R&D: What Is It Exactly?

by Trish on August 18, 2009

in R&D

I’m heartened and humbled by the wave of public and private messages from readers of the blog. Thank you for your kind words. While this work is all for the “audience of One,” I do appreciate knowing others are tracking with me.

As I’ve done the research in recent weeks for my memoir and essay work, I’ve been pretty lost most of the time. How do I talk about these things without villifying those who also participated in this patriarchy? How do I not place blame? How do I not sound completely bitter?

And then, one of the worst adverse effects of this patriarchy is that I was trained to not make decisions for myself (it wasn’t just me as a girl; my husband grew up in the same patriarchy and was trained to not make them either; that is how bad patriarchy can become). Thus, I just go round and round and get nowhere.

So for clarity, I think I’ll try and explain what I think patriarchy is.

Patriarchy is one of earth’s oldest traditions. It started in the Garden of Eden. Remember in Genesis 3:11-13 when the LORD God asked Adam and Eve why they had eaten of the forbidden fruit? Yes, the woman ate it first, but the husband blamed her immediately. And he ate it right after she did! I think that perverse response set the whole thing off. I could be wrong. I could be slightly influenced by all the books I’ve been reading lately about patriarchy and their reasoning. To a patriarch this first sin proves that women always seek to take control of men. To them this is where women first went wrong and then influenced the rest of us who speak up about patriarchy. They harp on this constantly and we haven’t heard the end of it.

This is the foundation of patriarchy: blaming everyone else for your own responsibilities. That’s the meanest streak in this cult. In a Protestant belief system that owes everything to taking personal responsibility for what one believes, I’m stunned we’re still here.

I believe patriarchy reduces a woman to a doubted character, someone on the cusp of losing everything that “he” (emphasis mine) holds pure. A women to a patriarchy believer is someone who is prone to falling down a “slippery slope” to feminism, abortion rights, homesexuality, etc. Patriarchy believes all of the world’s sin is a result of women (Eve) refusing to submit herself to a life of quiet and morality.

I have a lot more to talk about on that, but let me add now that patriarchy is so much more than just about demeaning a women because of her sex. Patriarchy has a long reach; there are curling vines of this cult that wind themselves around everything in our lives, especially among a populace that focuses so much on a fallen world. Patriarchy plays on those fears in countless ways. That, in my opinion, is the worst sin of all.

In my life, I’ve seen that patriarchy is:

a way for pastors to get their way in their church; if another man disagrees, it can be said he is being led around by the nose by his wife.

a way for children’s bad behavior to be excused, especially boys–”boys will be boys”

a way for the equilibrium of a marriage to go completely upside down (more on that later; I’m talking women who rule the house)

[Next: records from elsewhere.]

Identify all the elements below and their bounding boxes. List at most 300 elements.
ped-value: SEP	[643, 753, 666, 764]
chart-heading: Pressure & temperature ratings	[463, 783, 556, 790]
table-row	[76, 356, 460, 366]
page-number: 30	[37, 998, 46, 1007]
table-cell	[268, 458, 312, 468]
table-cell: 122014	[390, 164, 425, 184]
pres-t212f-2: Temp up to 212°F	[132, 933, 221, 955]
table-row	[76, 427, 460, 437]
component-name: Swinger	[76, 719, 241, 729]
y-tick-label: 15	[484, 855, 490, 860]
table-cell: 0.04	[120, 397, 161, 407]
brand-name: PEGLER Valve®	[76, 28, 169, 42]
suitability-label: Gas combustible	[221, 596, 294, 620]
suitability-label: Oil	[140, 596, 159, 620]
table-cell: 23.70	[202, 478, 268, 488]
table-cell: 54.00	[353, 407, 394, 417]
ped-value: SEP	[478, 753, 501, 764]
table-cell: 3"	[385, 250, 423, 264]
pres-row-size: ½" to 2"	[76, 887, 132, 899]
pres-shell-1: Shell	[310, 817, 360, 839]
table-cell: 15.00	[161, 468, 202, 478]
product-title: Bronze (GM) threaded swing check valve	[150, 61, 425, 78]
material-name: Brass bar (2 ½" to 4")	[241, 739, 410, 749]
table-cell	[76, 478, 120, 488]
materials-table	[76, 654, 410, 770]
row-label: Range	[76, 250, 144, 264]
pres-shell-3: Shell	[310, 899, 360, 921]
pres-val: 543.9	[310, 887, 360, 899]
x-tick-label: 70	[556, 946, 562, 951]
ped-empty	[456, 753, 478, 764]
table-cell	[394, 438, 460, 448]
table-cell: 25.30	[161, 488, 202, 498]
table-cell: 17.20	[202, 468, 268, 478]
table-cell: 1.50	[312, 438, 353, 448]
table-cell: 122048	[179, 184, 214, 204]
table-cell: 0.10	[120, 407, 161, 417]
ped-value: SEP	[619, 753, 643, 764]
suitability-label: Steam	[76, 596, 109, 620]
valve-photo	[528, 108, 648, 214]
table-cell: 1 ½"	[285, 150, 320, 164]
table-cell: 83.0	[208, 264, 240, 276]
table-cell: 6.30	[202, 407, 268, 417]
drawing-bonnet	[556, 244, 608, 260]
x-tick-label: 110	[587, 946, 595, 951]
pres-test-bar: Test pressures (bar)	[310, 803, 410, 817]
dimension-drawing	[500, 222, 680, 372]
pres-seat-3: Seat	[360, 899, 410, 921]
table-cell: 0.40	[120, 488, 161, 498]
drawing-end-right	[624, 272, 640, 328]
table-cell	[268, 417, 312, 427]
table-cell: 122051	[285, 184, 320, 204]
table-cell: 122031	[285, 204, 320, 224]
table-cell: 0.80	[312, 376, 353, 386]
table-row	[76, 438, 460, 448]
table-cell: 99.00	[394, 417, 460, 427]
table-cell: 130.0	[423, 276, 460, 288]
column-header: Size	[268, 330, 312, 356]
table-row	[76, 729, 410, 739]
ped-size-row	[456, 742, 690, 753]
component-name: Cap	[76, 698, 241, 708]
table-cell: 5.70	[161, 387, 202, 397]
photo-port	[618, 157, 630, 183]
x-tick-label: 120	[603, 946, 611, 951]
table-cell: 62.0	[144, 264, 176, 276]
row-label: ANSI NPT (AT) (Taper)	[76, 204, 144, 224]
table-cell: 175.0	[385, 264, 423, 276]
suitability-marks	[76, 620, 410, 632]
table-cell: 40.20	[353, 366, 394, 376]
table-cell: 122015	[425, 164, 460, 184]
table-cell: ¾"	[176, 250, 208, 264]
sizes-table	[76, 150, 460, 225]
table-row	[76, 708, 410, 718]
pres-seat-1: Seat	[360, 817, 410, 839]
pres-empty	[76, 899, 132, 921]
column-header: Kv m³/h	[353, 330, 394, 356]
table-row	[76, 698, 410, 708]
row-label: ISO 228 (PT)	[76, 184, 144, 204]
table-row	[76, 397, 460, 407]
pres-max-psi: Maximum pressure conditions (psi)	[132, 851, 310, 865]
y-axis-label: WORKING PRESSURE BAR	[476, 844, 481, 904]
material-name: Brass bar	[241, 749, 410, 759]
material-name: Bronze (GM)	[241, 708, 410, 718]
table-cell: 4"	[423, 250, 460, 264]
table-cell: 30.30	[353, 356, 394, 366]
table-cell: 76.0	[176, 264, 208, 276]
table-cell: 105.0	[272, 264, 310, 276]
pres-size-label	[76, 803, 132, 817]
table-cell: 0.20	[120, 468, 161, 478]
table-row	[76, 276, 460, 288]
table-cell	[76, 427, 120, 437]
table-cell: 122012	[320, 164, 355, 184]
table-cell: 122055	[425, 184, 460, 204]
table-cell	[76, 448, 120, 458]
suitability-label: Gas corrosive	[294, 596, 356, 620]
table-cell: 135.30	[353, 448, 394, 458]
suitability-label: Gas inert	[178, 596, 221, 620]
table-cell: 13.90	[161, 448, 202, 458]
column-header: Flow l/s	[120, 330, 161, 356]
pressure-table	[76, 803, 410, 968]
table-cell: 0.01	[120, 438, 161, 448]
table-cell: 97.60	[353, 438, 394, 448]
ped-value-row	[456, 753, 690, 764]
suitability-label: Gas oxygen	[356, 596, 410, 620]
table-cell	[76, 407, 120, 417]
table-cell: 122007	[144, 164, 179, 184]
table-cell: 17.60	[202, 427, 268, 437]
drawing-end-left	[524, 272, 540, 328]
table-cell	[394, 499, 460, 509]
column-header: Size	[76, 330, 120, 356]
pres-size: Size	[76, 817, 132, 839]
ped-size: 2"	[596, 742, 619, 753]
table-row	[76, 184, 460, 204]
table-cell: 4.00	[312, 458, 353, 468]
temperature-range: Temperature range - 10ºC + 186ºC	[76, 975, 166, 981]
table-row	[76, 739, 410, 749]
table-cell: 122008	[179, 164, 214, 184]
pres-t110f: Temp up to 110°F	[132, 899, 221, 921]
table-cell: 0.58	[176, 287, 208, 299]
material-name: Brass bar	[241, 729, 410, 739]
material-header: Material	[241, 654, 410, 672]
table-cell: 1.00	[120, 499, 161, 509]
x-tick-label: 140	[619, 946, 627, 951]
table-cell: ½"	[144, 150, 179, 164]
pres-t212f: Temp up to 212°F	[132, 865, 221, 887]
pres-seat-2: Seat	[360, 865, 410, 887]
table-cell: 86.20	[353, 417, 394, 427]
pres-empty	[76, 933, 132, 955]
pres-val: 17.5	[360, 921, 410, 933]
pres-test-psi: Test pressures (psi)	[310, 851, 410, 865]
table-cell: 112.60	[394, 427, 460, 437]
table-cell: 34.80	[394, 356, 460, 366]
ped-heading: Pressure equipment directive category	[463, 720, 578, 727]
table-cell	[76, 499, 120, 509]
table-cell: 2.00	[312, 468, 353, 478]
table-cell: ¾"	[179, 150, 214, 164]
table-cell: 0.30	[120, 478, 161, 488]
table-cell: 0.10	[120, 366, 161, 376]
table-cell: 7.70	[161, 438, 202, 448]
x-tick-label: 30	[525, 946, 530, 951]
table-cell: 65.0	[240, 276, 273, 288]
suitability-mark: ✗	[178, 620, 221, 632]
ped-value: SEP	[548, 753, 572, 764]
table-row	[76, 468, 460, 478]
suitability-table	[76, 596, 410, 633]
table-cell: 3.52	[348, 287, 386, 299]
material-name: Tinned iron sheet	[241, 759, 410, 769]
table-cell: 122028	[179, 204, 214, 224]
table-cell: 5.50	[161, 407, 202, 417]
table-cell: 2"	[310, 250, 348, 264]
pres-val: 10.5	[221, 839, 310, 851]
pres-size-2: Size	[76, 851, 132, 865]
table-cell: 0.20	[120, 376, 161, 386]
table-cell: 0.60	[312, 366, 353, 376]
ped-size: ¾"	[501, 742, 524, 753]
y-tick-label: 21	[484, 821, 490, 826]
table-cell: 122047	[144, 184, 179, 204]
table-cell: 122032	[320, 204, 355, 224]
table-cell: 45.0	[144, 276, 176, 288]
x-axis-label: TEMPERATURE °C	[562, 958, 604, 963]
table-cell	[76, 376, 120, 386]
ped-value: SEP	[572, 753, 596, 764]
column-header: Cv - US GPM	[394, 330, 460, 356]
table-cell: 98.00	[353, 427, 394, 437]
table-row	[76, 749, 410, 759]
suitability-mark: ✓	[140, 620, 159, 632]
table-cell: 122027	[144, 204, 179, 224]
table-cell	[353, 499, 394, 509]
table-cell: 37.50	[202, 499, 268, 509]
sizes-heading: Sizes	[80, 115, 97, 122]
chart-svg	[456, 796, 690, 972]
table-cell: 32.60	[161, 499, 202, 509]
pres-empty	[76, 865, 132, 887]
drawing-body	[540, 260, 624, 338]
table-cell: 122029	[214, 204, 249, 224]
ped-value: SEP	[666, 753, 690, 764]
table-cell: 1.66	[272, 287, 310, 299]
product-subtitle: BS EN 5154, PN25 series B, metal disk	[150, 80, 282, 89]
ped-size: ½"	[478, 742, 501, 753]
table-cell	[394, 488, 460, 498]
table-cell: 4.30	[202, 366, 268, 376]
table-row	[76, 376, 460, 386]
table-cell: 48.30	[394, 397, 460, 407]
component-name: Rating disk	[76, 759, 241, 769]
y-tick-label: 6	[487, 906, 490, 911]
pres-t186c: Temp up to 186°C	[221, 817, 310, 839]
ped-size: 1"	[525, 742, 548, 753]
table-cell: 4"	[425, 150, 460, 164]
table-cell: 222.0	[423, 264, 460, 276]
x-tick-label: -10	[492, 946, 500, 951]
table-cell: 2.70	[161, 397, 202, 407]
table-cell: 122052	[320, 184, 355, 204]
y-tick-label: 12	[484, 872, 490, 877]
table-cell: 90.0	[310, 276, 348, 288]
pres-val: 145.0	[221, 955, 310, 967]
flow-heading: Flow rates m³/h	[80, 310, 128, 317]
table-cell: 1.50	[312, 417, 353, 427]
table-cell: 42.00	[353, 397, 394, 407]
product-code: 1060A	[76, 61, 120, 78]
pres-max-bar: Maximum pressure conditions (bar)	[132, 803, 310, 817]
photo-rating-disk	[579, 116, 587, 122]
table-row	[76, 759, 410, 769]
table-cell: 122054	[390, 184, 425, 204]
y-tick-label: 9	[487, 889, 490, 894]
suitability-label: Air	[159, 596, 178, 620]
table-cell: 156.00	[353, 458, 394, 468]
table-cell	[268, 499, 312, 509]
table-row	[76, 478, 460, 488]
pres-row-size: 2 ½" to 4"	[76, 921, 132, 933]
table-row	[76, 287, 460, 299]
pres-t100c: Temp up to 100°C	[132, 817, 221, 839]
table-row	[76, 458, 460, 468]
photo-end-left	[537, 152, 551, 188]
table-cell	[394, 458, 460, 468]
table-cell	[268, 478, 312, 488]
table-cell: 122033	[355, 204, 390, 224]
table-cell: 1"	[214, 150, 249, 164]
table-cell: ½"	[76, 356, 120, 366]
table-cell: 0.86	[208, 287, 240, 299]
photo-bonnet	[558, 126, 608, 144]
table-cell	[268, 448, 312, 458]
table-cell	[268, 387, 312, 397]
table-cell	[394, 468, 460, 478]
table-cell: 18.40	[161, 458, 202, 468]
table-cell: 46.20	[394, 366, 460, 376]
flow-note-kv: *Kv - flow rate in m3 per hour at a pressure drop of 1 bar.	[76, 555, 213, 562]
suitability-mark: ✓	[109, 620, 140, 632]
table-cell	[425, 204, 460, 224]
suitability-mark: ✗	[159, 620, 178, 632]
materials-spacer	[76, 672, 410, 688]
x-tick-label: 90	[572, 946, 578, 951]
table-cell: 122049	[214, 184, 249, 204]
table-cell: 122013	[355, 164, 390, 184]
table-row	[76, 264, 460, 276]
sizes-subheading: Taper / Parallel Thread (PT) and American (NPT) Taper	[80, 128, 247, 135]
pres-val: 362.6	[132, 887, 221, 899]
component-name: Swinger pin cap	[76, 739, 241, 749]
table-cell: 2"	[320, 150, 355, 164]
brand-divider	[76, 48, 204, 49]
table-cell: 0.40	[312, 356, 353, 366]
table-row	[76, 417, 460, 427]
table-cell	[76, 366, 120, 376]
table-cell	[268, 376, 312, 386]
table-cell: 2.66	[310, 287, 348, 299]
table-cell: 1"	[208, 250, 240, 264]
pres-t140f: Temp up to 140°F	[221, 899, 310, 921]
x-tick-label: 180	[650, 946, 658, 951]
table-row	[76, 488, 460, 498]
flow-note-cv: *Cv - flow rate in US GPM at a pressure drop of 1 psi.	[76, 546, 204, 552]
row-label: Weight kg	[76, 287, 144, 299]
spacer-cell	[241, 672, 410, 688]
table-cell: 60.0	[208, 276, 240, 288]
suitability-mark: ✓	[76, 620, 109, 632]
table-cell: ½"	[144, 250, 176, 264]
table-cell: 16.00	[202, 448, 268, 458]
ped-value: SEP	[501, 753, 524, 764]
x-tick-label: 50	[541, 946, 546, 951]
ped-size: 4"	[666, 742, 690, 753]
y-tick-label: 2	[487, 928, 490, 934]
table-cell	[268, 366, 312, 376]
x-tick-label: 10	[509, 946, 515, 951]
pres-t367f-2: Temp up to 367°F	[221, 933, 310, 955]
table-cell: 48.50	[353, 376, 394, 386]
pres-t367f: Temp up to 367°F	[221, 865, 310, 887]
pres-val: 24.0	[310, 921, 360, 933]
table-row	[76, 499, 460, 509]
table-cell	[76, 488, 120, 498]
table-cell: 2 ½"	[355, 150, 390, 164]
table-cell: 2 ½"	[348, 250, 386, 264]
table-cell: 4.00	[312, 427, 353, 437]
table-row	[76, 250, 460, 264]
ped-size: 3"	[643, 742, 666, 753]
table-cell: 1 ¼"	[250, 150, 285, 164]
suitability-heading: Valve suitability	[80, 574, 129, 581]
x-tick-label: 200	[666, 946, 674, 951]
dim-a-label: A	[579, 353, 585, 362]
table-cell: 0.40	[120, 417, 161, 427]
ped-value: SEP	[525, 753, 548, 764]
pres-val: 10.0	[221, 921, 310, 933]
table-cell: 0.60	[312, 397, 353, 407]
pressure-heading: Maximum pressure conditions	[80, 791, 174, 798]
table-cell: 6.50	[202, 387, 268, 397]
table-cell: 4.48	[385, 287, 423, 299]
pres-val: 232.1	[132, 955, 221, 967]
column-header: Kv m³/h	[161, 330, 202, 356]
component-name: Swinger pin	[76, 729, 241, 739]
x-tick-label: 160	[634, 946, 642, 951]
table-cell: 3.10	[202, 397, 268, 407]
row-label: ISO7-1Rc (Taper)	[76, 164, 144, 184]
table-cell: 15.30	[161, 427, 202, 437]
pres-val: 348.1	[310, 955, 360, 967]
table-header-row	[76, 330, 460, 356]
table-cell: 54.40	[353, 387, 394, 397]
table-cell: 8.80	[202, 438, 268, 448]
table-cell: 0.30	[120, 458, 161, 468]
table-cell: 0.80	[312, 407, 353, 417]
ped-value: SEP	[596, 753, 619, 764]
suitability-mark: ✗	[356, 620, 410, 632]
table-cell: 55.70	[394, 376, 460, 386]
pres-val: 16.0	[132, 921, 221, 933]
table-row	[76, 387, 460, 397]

an emotional manipulation of men into thinking that their rights over their family matter more than a safe, loving home

a flood of over-emotional, overhyped moral revelations that are only used to torture helpless women and children

an overzealous father or patriarch refusing to step aside to allow his own sons to make decisions about their future.

Anyone have others to add to the list?

Of course, I’ll talk about more of this in detail later on, but if you’ve seen the movie Waitress (PG-13), you’ve seen patriarchy in the form of domestic and emotional violence. That movie showed me how the world has copied the church in this demeaning of women.

What a wonderful tradition we’ve set for everyone.

I think it’s pathetic.

But how did I get here? How did I get into patriarchy and most importantly, praise GOD, how did I get out?

We have to start at the beginning.

{ 1 comment }

Mobius August 18, 2009 at 1:16 pm

excellent write… as a father of three there is a balance that is delicate to walk to make boys into men that understand this. Your general categories fit the sordid specific ones I have witnessed.